A Go implementation of a 3D renderer using a ray tracing algorithm.
I'll be adding images of renderings that I create on my journey to write a 3D renderer below.
My sixth rendering is the same ray traced world as the last rendering but with shadows!
The rendering demonstrates using shadow rays to determine if a point is in a shadow or not. If a point is in shadow, the ray tracer will omit the diffuse and specular contribution and only use the ambient contribution to shade the pixel.
I also learned about shadow acne, which happens because computers cannot represent floating point numbers very precisely.
To produce the rendering, run:
git checkout 678a29ae
go run main.go
My fifth rendering is a ray traced world which includes 3 spheres sitting in a room with walls.
The rendering demonstrates the implementation of a camera with a field of view and view transformation matrix. The view transformation matrix orients the camera by specifying where to look from and to, and which way is up.
I found the following to be good reads for more on view transformation matrices:
To produce the rendering, run:
git checkout 2c4b679d
go run main.go
My fourth rendering is my first ever 3D rendering! Producing a 3D rendering was one of those moments that felt like magic. Those are the moments that keep me excited about programming.
The rendering demonstrates the use of the phong reflection model for pixel shading, computing normal vectors on a sphere, and vector reflection.
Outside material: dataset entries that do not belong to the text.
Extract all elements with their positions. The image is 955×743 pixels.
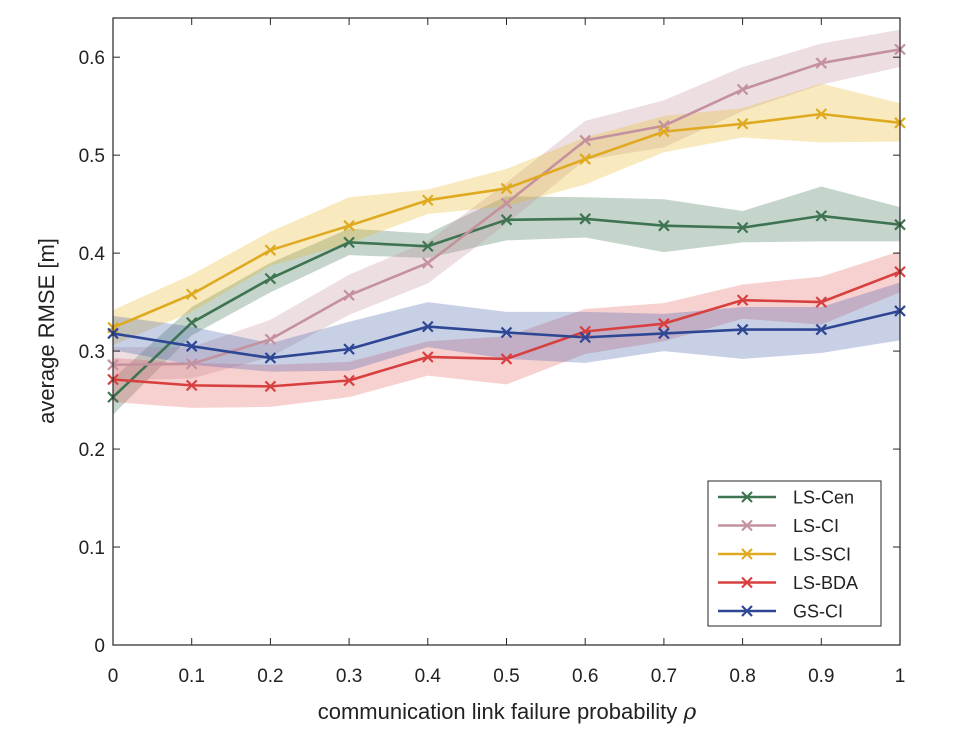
marker-ls-ci <box>579 134 591 147</box>
marker-ls-bda <box>500 353 513 365</box>
marker-ls-ci <box>815 57 828 69</box>
band-ls-bda <box>113 251 900 408</box>
marker-ls-sci <box>579 153 591 165</box>
marker-ls-ci <box>500 197 513 209</box>
x-tick-label: 0.8 <box>729 666 755 687</box>
legend-marker-ls-cen <box>741 491 753 503</box>
marker-ls-sci <box>500 182 513 195</box>
x-tick-label: 0.3 <box>336 666 362 687</box>
marker-ls-ci <box>343 289 355 302</box>
marker-ls-ci <box>264 333 277 346</box>
x-tick-label: 0.9 <box>808 666 834 687</box>
band-ls-ci <box>113 29 900 381</box>
marker-gs-ci <box>815 323 828 336</box>
marker-gs-ci <box>658 327 670 340</box>
axis-ticks <box>112 18 901 646</box>
y-axis-title: average RMSE [m] <box>34 238 59 424</box>
y-tick-label: 0 <box>94 636 105 657</box>
x-tick-label: 1 <box>895 666 906 687</box>
marker-ls-bda <box>815 296 828 308</box>
legend-label-ls-bda: LS-BDA <box>793 573 858 593</box>
x-axis-title: communication link failure probability ρ <box>318 699 697 725</box>
x-tick-label: 0.5 <box>493 666 519 687</box>
marker-gs-ci <box>264 352 277 364</box>
marker-gs-ci <box>343 343 355 355</box>
series-markers <box>107 43 906 403</box>
confidence-bands <box>113 29 900 415</box>
band-ls-sci <box>113 83 900 346</box>
legend-item-gs-ci: GS-CI <box>718 602 843 622</box>
marker-ls-bda <box>736 294 749 306</box>
marker-gs-ci <box>500 326 513 339</box>
legend-marker-ls-sci <box>741 548 753 560</box>
y-tick-label: 0.1 <box>79 538 105 559</box>
legend: LS-Cen LS-CI LS-SCI LS-BDA GS-CI <box>707 480 882 627</box>
marker-ls-sci <box>185 288 198 301</box>
marker-ls-cen <box>579 213 591 225</box>
marker-ls-sci <box>264 244 277 256</box>
legend-box <box>707 480 882 627</box>
legend-item-ls-ci: LS-CI <box>718 516 839 536</box>
marker-gs-ci <box>736 323 749 336</box>
marker-ls-sci <box>343 219 355 232</box>
y-tick-label: 0.5 <box>79 146 105 167</box>
legend-item-ls-bda: LS-BDA <box>718 573 858 593</box>
band-gs-ci <box>113 282 900 372</box>
y-tick-label: 0.2 <box>79 440 105 461</box>
x-tick-label: 0.1 <box>178 666 204 687</box>
legend-label-gs-ci: GS-CI <box>793 602 843 622</box>
legend-label-ls-sci: LS-SCI <box>793 545 851 565</box>
y-tick-label: 0.3 <box>79 342 105 363</box>
x-tick-label: 0.6 <box>572 666 598 687</box>
marker-ls-ci <box>736 83 749 96</box>
marker-ls-cen <box>343 236 355 249</box>
marker-ls-ci <box>422 257 434 269</box>
marker-ls-cen <box>422 240 434 253</box>
x-tick-label: 0.2 <box>257 666 283 687</box>
x-tick-label: 0 <box>108 666 119 687</box>
legend-marker-ls-ci <box>741 519 753 532</box>
marker-gs-ci <box>422 320 434 333</box>
legend-item-ls-cen: LS-Cen <box>718 488 854 508</box>
marker-ls-bda <box>264 380 277 393</box>
marker-ls-sci <box>736 118 749 130</box>
legend-marker-gs-ci <box>741 605 753 617</box>
marker-ls-bda <box>658 317 670 330</box>
marker-ls-cen <box>736 221 749 234</box>
marker-ls-cen <box>185 316 198 329</box>
y-tick-label: 0.6 <box>79 48 105 69</box>
marker-gs-ci <box>579 331 591 344</box>
legend-label-ls-cen: LS-Cen <box>793 488 854 508</box>
x-tick-label: 0.7 <box>651 666 677 687</box>
legend-marker-ls-bda <box>741 576 753 589</box>
marker-ls-cen <box>264 272 277 285</box>
marker-ls-sci <box>658 125 670 138</box>
legend-item-ls-sci: LS-SCI <box>718 545 851 565</box>
marker-ls-cen <box>500 214 513 226</box>
marker-ls-cen <box>658 219 670 232</box>
y-tick-label: 0.4 <box>79 244 106 265</box>
marker-ls-bda <box>185 379 198 392</box>
marker-ls-bda <box>343 374 355 387</box>
marker-ls-bda <box>422 351 434 363</box>
legend-label-ls-ci: LS-CI <box>793 516 839 536</box>
marker-ls-sci <box>815 108 828 120</box>
band-ls-cen <box>113 186 900 415</box>
x-tick-label: 0.4 <box>415 666 442 687</box>
marker-ls-cen <box>815 210 828 222</box>
marker-gs-ci <box>185 340 198 352</box>
x-tick-labels: 0 0.1 0.2 0.3 0.4 0.5 0.6 0.7 0.8 0.9 1 <box>108 666 906 687</box>
y-tick-labels: 0 0.1 0.2 0.3 0.4 0.5 0.6 <box>79 48 106 657</box>
marker-ls-sci <box>422 194 434 206</box>
marker-ls-ci <box>185 358 198 370</box>
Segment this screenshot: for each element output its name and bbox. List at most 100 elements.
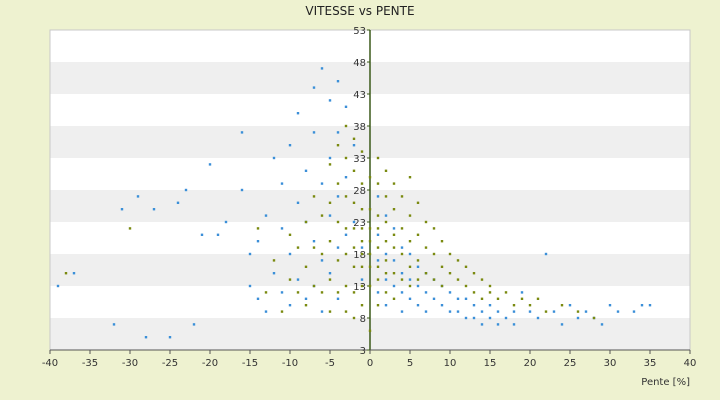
- data-point-series-1: [400, 246, 404, 249]
- data-point-series-1: [464, 297, 468, 300]
- data-point-series-2: [352, 291, 356, 294]
- data-point-series-2: [376, 156, 380, 160]
- data-point-series-1: [648, 304, 652, 307]
- data-point-series-2: [392, 272, 396, 275]
- data-point-series-1: [216, 233, 220, 236]
- data-point-series-2: [424, 220, 428, 224]
- data-point-series-1: [496, 323, 500, 326]
- data-point-series-1: [176, 201, 180, 204]
- data-point-series-1: [464, 316, 468, 320]
- data-point-series-2: [344, 284, 348, 288]
- data-point-series-2: [288, 233, 292, 236]
- data-point-series-1: [264, 214, 268, 217]
- data-point-series-2: [352, 169, 356, 172]
- data-point-series-1: [360, 278, 364, 281]
- data-point-series-2: [464, 284, 468, 288]
- data-point-series-2: [376, 182, 380, 185]
- data-point-series-2: [272, 259, 276, 262]
- data-point-series-1: [120, 208, 124, 211]
- data-point-series-1: [360, 246, 364, 249]
- data-point-series-2: [448, 252, 452, 256]
- data-point-series-2: [336, 291, 340, 294]
- data-point-series-2: [336, 259, 340, 262]
- data-point-series-2: [376, 227, 380, 230]
- data-point-series-1: [336, 246, 340, 249]
- data-point-series-1: [240, 131, 244, 134]
- data-point-series-2: [360, 240, 364, 243]
- data-point-series-2: [408, 176, 412, 179]
- data-point-series-1: [472, 316, 476, 320]
- data-point-series-2: [312, 195, 316, 198]
- data-point-series-2: [480, 278, 484, 281]
- data-point-series-2: [360, 265, 364, 268]
- data-point-series-1: [384, 214, 388, 217]
- data-point-series-1: [336, 195, 340, 198]
- data-point-series-1: [392, 227, 396, 230]
- data-point-series-2: [336, 144, 340, 147]
- x-tick-label: 10: [444, 358, 457, 369]
- data-point-series-2: [528, 304, 532, 307]
- data-point-series-2: [360, 150, 364, 153]
- data-point-series-2: [400, 252, 404, 256]
- data-point-series-1: [344, 176, 348, 179]
- data-point-series-2: [296, 291, 300, 294]
- data-point-series-1: [256, 240, 260, 243]
- data-point-series-1: [448, 291, 452, 294]
- y-tick-label: 43: [353, 90, 366, 101]
- data-point-series-2: [456, 259, 460, 262]
- data-point-series-1: [416, 284, 420, 288]
- data-point-series-2: [496, 297, 500, 300]
- data-point-series-2: [360, 252, 364, 256]
- data-point-series-1: [392, 284, 396, 288]
- data-point-series-2: [376, 214, 380, 217]
- data-point-series-1: [320, 67, 324, 70]
- data-point-series-2: [304, 304, 308, 307]
- data-point-series-1: [248, 284, 252, 288]
- data-point-series-1: [304, 169, 308, 172]
- x-tick-label: -5: [325, 358, 335, 369]
- data-point-series-1: [112, 323, 116, 326]
- data-point-series-2: [312, 246, 316, 249]
- chart-title: VITESSE vs PENTE: [305, 4, 414, 18]
- data-point-series-2: [576, 310, 580, 313]
- data-point-series-2: [360, 284, 364, 288]
- data-point-series-2: [416, 201, 420, 204]
- data-point-series-1: [320, 259, 324, 262]
- data-point-series-2: [392, 297, 396, 300]
- x-tick-label: -20: [202, 358, 218, 369]
- data-point-series-2: [512, 304, 516, 307]
- data-point-series-1: [480, 323, 484, 326]
- data-point-series-1: [400, 291, 404, 294]
- data-point-series-2: [392, 182, 396, 185]
- data-point-series-1: [296, 112, 300, 115]
- data-point-series-1: [576, 316, 580, 320]
- data-point-series-2: [344, 124, 348, 128]
- data-point-series-2: [352, 227, 356, 230]
- data-point-series-2: [488, 291, 492, 294]
- data-point-series-2: [368, 176, 372, 179]
- y-tick-label: 8: [360, 314, 366, 325]
- data-point-series-1: [536, 316, 540, 320]
- data-point-series-1: [328, 214, 332, 217]
- data-point-series-2: [472, 272, 476, 275]
- data-point-series-2: [360, 304, 364, 307]
- plot-bands: [49, 29, 691, 351]
- data-point-series-1: [416, 265, 420, 268]
- data-point-series-1: [344, 233, 348, 236]
- data-point-series-1: [280, 291, 284, 294]
- data-point-series-2: [400, 195, 404, 198]
- data-point-series-2: [416, 278, 420, 281]
- data-point-series-1: [408, 297, 412, 300]
- data-point-series-2: [368, 265, 372, 268]
- data-point-series-1: [424, 310, 428, 313]
- data-point-series-1: [136, 195, 140, 198]
- data-point-series-2: [304, 265, 308, 268]
- data-point-series-2: [392, 208, 396, 211]
- x-tick-label: 30: [604, 358, 617, 369]
- data-point-series-1: [352, 144, 356, 147]
- data-point-series-2: [392, 246, 396, 249]
- data-point-series-1: [240, 188, 244, 192]
- data-point-series-2: [384, 272, 388, 275]
- data-point-series-1: [264, 310, 268, 313]
- x-tick-label: -40: [42, 358, 58, 369]
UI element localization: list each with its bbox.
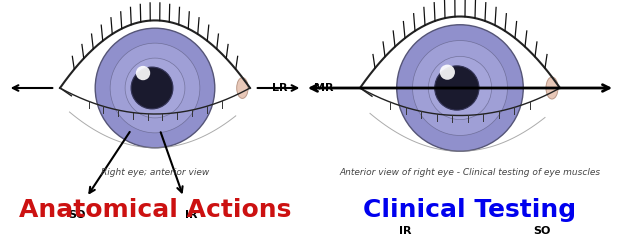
Text: LR: LR <box>272 83 288 93</box>
Circle shape <box>435 66 479 110</box>
Circle shape <box>125 58 185 118</box>
Circle shape <box>397 25 524 151</box>
Circle shape <box>412 41 507 135</box>
Text: MR: MR <box>314 83 334 93</box>
Circle shape <box>110 43 200 133</box>
Text: Clinical Testing: Clinical Testing <box>363 198 576 222</box>
Circle shape <box>428 56 492 120</box>
Text: Right eye; anterior view: Right eye; anterior view <box>101 168 209 177</box>
Text: SO: SO <box>533 226 551 236</box>
Circle shape <box>95 28 215 148</box>
Polygon shape <box>60 20 250 114</box>
Polygon shape <box>360 17 560 115</box>
Text: Anatomical Actions: Anatomical Actions <box>19 198 291 222</box>
Text: IR: IR <box>185 210 197 220</box>
Circle shape <box>131 67 173 109</box>
Text: SO: SO <box>68 210 86 220</box>
Text: Anterior view of right eye - Clinical testing of eye muscles: Anterior view of right eye - Clinical te… <box>340 168 601 177</box>
Circle shape <box>440 65 455 80</box>
Circle shape <box>136 66 150 80</box>
Ellipse shape <box>546 77 558 99</box>
Ellipse shape <box>237 78 248 98</box>
Text: IR: IR <box>399 226 411 236</box>
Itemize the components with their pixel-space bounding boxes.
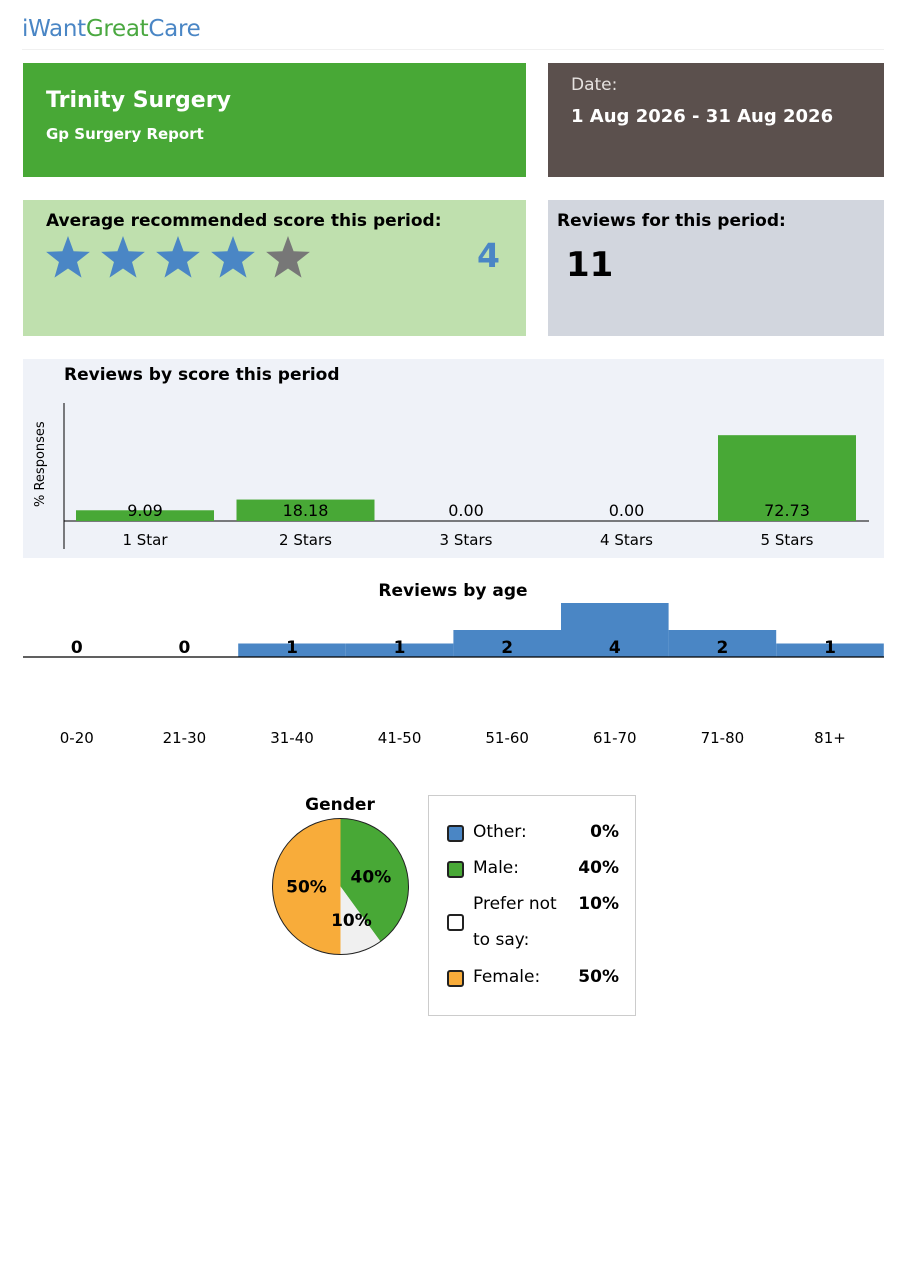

To produce the renderings, run:
git checkout 2a062177
go run main.go
My third rendering is the first one that is actually ray-traced! It's a circle that was produced by casting rays at a sphere and filling in colored pixels where an intersection occurred.
The rendering demonstrates the use of a line-sphere intersection algorithm and transformation matrices (e.g., scaling, rotation, shearing) applied to the spheres.
To produce the renderings, run:
git checkout 0f43b4d8
go run main.go
My second rendering is a clock. The clock has a pixel for each hour of 1-12.
The rendering demonstrates the use of matrix transforms (e.g., translate, rotate) on points.
You may need to squint in order to see the hour locations on the clock!
To produce the rendering, run:
git checkout db9f301c
go run main.go
My very first rendering is a projectile with a starting point, initial velocity, wind, and gravity.
The rendering demonstrates the use of points and vectors.
To produce the rendering, run:
git checkout 7c481890
go run main.go